The Jews returned to their land and began to rebuild their temple. Cyrus’ descendants would rule from their rugged land for another two hundred years. And Cyrus’ decision still works: one reason why the U.S. attacked Iraq and not Iran (Persia) was because of the rugged terrain from whence Cyrus came.

We always want the “easy way” out, and our lives to always be smooth sailing. But rugged terrain—physically and in life—can build character and endurance in a way that nothing else can. Jesus Christ won us freedom on an old rugged cross: don’t throw it away for easy street!

Month of Sundays: Storms

So, when a light wind sprang up from the south, thinking that they had found their opportunity, they weighed anchor and kept along the coast of Crete, close in shore. But shortly afterwards a hurricane came down on us off the land–a north-easter, as it is called. The ship was caught by it and was unable to keep her head to the wind, so we had to give way and let her drive before it. Running under the lee of a small island called Cauda, we only just managed to secure the ship’s boat, And, after hoisting it on board, the men frapped the ship. But, afraid of being driven on to the Syrtis Sands, they lowered the yard, and then drifted. So violently were we tossed about by the storm, that the next day they began throwing the cargo overboard, And, on the following day, threw out the ship’s tackle with their own hands. As neither sun nor stars were visible for several days, and, as the gale still continued severe, all hope of our being saved was at last abandoned. (Acts 27:13-20)

In the ancient world, ships were built with long cables that extended from one end of the vessel to the other. In times of storm, these would be tightened so that the ship would hold together until the storm passed, when they would be loosened and the ship could sail normally. That is described as “frapping” (the correct term) in the passage above, and on board was their prisoner—the Apostle Paul.
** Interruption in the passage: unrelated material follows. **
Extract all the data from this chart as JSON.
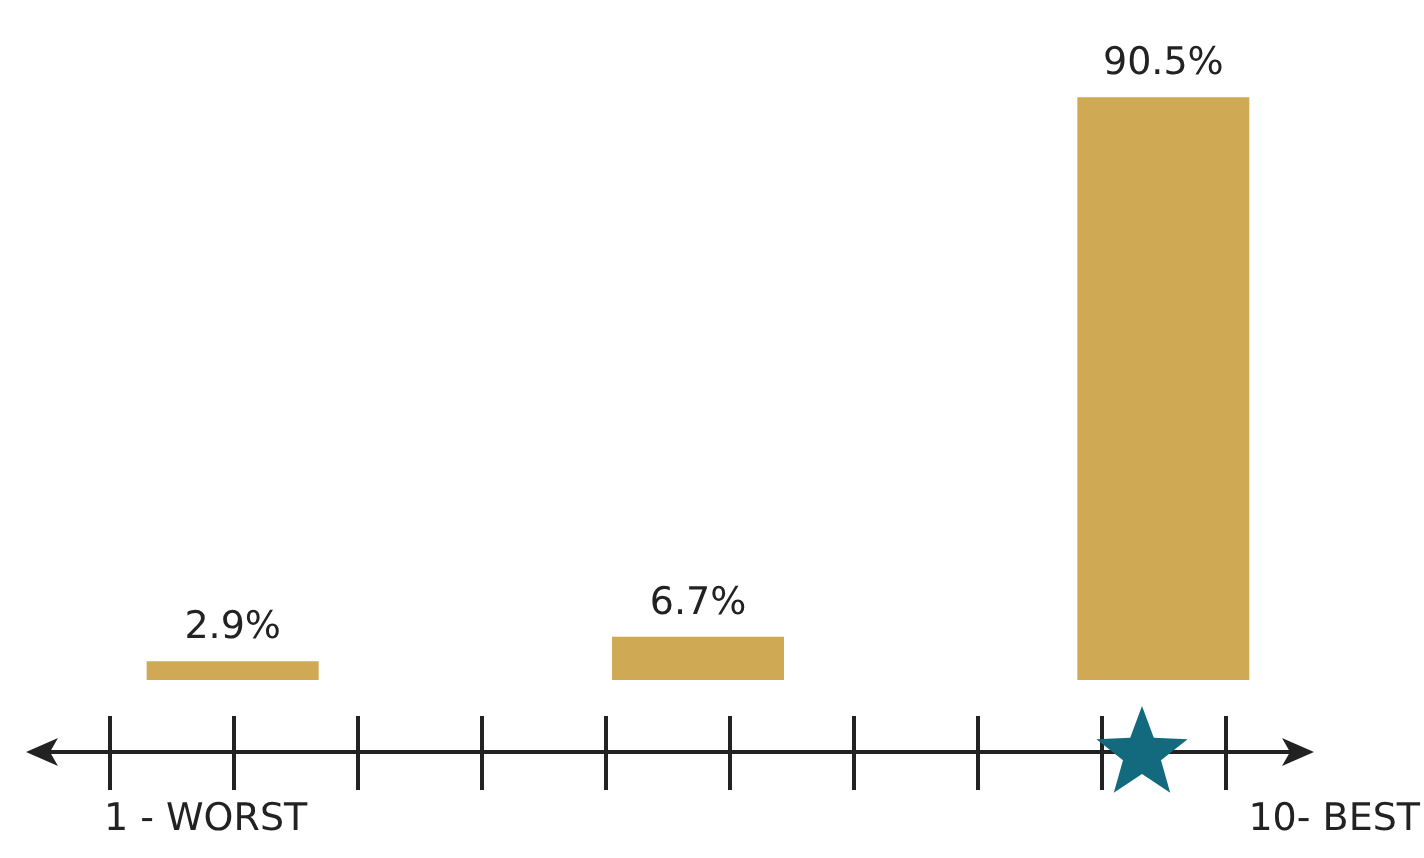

Too many people sail the sea lanes of life with no idea of preparing for the storms that will come, or even avoiding them, as Paul tried to do before they set sail. But come they will. The questions that then come up are this: do you have the rigging in your life to hold together during times of trouble? And who is your captain?

It’s so easy to be either self-sufficient or careless about living when times are good. But bad times will wreck both. And that leads to our captain. We say that Jesus Christ is the Lord of our life when we get saved. But do we really mean that? Are we dependent upon him? Do we follow his commands for living? Are we his disciples, having internalized his gospel instead of just giving it lip service? The time to do all of this is now, before the storms of life break up your ship and you find yourself with only a plank to hold on to.